The really nice bit about `map`

is that is has close cousins like `map_dbl`

which specify that the output should be a vector of numbers, rather than a list of numbers. Here’s what I mean:

```
iris %>%
nest(-Species) %>%
mutate(
model = map(data, ~ lm(Sepal.Width ~ Sepal.Length, data = .)),
slope1 = map(model, ~ coef(.)['Sepal.Length']),
slope2 = map_dbl(model, ~ coef(.)['Sepal.Length'])
)
# output:
# # A tibble: 3 x 5
# Species data model slope1 slope2
# <fct> <list> <list> <list> <dbl>
# 1 setosa <tibble [50 × 4]> <lm> <dbl [1]> 0.799
# 2 versicolor <tibble [50 × 4]> <lm> <dbl [1]> 0.320
# 3 virginica <tibble [50 × 4]> <lm> <dbl [1]> 0.232
```

Note that the `map`

for `slope`

in the above gave a list of single numbers, where each item in the list is a numeric vector with a single entry, while `map_dbl`

gave one vector that “lays” the values more nicely in the tibble.

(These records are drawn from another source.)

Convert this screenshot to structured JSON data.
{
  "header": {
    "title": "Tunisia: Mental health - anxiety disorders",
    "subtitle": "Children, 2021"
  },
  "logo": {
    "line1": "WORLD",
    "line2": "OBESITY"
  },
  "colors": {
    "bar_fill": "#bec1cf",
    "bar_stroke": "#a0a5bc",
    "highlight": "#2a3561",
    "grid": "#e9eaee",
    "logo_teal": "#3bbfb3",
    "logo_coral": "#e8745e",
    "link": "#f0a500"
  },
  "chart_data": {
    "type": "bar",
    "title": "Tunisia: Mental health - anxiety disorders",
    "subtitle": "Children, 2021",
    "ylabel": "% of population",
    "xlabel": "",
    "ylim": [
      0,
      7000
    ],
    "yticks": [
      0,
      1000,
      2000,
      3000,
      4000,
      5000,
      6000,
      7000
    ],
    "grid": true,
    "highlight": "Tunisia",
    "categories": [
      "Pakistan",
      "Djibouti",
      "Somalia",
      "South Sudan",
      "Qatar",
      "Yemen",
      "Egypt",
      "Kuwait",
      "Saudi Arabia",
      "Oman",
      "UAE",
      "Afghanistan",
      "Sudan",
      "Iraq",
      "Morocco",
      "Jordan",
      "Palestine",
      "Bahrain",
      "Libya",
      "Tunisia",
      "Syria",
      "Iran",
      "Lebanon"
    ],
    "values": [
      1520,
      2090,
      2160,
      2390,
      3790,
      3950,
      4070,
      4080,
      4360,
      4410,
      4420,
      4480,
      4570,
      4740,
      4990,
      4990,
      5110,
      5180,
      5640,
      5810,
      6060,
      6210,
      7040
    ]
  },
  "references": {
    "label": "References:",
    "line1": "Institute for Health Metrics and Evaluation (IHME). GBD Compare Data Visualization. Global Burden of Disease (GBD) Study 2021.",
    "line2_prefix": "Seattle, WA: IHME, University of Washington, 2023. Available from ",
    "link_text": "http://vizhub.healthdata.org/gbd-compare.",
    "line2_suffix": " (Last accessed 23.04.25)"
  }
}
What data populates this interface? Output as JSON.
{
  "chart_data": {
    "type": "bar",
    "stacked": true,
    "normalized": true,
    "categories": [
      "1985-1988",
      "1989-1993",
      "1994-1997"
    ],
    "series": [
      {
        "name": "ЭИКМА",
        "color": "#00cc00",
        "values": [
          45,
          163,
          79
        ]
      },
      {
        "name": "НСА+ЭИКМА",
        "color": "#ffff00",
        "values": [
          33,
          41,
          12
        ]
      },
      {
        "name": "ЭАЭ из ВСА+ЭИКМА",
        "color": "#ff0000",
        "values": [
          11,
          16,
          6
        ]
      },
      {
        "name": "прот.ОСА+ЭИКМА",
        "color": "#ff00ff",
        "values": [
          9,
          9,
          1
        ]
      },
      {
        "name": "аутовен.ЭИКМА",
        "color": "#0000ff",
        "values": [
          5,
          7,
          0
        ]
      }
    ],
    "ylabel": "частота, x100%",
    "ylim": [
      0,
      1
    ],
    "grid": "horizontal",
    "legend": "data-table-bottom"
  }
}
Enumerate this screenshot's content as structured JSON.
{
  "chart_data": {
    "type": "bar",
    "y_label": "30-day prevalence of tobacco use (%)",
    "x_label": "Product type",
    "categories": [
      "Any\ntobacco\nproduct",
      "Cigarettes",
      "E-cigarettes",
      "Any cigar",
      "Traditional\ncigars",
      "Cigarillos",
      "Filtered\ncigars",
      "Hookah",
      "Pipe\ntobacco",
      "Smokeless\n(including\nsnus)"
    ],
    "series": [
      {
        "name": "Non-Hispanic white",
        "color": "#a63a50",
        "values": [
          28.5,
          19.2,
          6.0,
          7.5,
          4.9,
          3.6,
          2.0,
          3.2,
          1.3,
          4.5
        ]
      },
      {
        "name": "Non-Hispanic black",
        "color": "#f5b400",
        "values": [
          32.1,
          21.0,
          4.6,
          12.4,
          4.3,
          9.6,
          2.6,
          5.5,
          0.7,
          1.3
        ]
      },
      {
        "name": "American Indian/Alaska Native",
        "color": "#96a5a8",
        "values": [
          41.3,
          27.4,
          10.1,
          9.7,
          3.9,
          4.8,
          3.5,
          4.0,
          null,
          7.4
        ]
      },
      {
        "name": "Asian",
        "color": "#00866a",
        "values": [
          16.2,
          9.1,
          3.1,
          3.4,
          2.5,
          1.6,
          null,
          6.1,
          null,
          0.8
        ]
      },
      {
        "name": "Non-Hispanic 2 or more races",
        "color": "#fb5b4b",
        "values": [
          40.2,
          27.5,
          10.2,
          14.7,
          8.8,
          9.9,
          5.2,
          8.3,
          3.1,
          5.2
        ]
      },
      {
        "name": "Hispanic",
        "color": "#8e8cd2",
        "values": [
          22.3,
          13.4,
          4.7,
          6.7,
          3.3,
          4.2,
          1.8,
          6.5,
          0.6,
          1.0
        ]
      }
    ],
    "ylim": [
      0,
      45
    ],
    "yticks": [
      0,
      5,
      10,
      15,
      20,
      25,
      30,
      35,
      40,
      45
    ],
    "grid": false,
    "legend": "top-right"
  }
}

Now it’s nice and easy to compare the models in the context of a data frame:

```
iris %>%
nest(-Species) %>%
mutate(
model = map(data, ~ lm(Sepal.Width ~ Sepal.Length, data = .)),
slope = map_dbl(model, ~ coef(.)['Sepal.Length']),
slope_confint = map(model, ~ confint(.)['Sepal.Length', ]),
slope_cil = map_dbl(slope_confint, first),
slope_ciu = map_dbl(slope_confint, last)
) %>%
ggplot(aes(x = Species, y = slope, ymin = slope_cil, ymax = slope_ciu)) +
geom_point() +
geom_errorbar()
```

Note that this final result only computed each model once, only computed the confindence intervals once, and managed to make the output figure without once creating an intermediate object!